ASAYİŞ - 14 Temmuz 2015 Salı 19:37

Vedat Şahin cinayetinde sanıklar hakim karşısında

A
A
A
Vedat Şahin cinayetinde sanıklar hakim karşısında

Nişantaşı'nda silahlı suç örgütü lideri Sedat Şahin’in kardeşi Vedat Şahin ve şoförü Ferdi Topal'ın öldürülmesine ilişkin açılan davanın görülmesine başlandı.

Nişantaşı'nda silahlı suç örgütü lideri Sedat Şahin’in kardeşi Vedat Şahin ve şoförü Ferdi Topal'ın öldürülmesine ilişkin açılan davanın görülmesine başlandı.Duruşmada sanıklar suçlamaları kabul etmezken, mahkeme bir tutuklu sanığın tahliyesine karar verdi. 

Nişantaşı Valikonağı Caddesi’nde 24 Aralık 2014’te ünlü mafya babası Sedat Şahin’in kardeşi Vedat Şahin ve şoförü Ferdi Topal’ın öldürülmesine ilişkin 11 sanık hakkında açılan davanın görülmesine başlandı.
İstanbul 11’inci ağır Ceza Mahkemesi’nde görülen ilk duruşmada tutuklu sanıklar Nesim Denizci, İlhan Kurt, Hasan Erdem, Hurşit Aydın, Yaşar Sarar, Mert Genç ve tutuksuz sanıklar Türker Aydoğdu ve Ahmet Tekin ile avukatları hazır bulundu. Şikayetçi taraftan hiç kimse duruşmaya katılmazken sanıklar Yakup Kerem Saral, Ender Doğan ve Özkan Korkut firari olduğu öğrenildi.

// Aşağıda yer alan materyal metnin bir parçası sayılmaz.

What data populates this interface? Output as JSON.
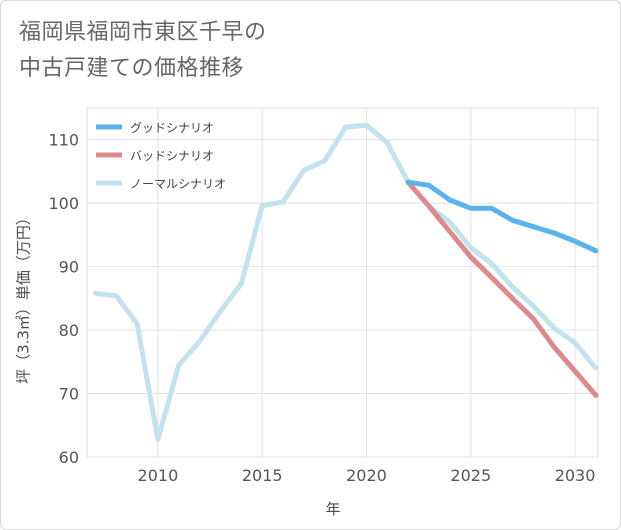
{
  "title": "福岡県福岡市東区千早の\n中古戸建ての価格推移",
  "chart_data": {
    "type": "line",
    "title": "福岡県福岡市東区千早の中古戸建ての価格推移",
    "xlabel": "年",
    "ylabel": "坪（3.3㎡）単価（万円）",
    "xlim": [
      2006.6,
      2031.1
    ],
    "ylim": [
      60,
      115
    ],
    "xticks": [
      2010,
      2015,
      2020,
      2025,
      2030
    ],
    "yticks": [
      60,
      70,
      80,
      90,
      100,
      110
    ],
    "grid": true,
    "legend_position": "top-left",
    "series": [
      {
        "name": "ノーマルシナリオ",
        "color": "#c3e2ee",
        "x": [
          2007,
          2008,
          2009,
          2010,
          2011,
          2012,
          2013,
          2014,
          2015,
          2016,
          2017,
          2018,
          2019,
          2020,
          2021,
          2022,
          2023,
          2024,
          2025,
          2026,
          2027,
          2028,
          2029,
          2030,
          2031
        ],
        "y": [
          85.8,
          85.4,
          81.0,
          62.8,
          74.5,
          78.2,
          83.0,
          87.3,
          99.6,
          100.2,
          105.2,
          106.7,
          112.0,
          112.3,
          109.5,
          103.3,
          99.5,
          97.0,
          93.0,
          90.5,
          86.8,
          83.8,
          80.3,
          78.0,
          74.0
        ]
      },
      {
        "name": "バッドシナリオ",
        "color": "#dd8a8f",
        "x": [
          2022,
          2023,
          2024,
          2025,
          2026,
          2027,
          2028,
          2029,
          2030,
          2031
        ],
        "y": [
          103.3,
          99.5,
          95.5,
          91.5,
          88.3,
          85.0,
          81.8,
          77.3,
          73.5,
          69.7
        ]
      },
      {
        "name": "グッドシナリオ",
        "color": "#5bb3ec",
        "x": [
          2022,
          2023,
          2024,
          2025,
          2026,
          2027,
          2028,
          2029,
          2030,
          2031
        ],
        "y": [
          103.3,
          102.8,
          100.5,
          99.2,
          99.2,
          97.3,
          96.3,
          95.3,
          94.0,
          92.5
        ]
      }
    ],
    "legend": [
      "グッドシナリオ",
      "バッドシナリオ",
      "ノーマルシナリオ"
    ]
  }
}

SANIKLAR DURUŞMA SALONUNDA ÇELİK YELEKLE OTURDU

Yoğun güvenlik önleminin alındığı davada, tutuklu sanıklar ve cezaevi askerinin çelik yelekle duruşma salonunda oturması dikkat çekti. İddianamenin okunmasının ardından sanıkların savunmalarına geçildi. Sanıklar haklarındaki suçlamaları reddederek masum olduklarını söylediler.
Duruşmada savunma yapan tutuklu sanık İlhan Kurt, yaklaşık 8 aydır firari sanık Ender Doğan’ın yanında çalıştığını ve bu olayda kendisinin yem olarak kullanıldığını söyledi. Sanık Kurt’un ifadesi esnasında çok stresli ve heyecanlı olduğunu belirtmesi üzerine mahkeme başkanı sakin olmasını ve ceketinin düğmesini açabileceğini, diğer tutuklu sanıklara da isterlerse çelik yeleklerini çıkarabileceklerini söyledi.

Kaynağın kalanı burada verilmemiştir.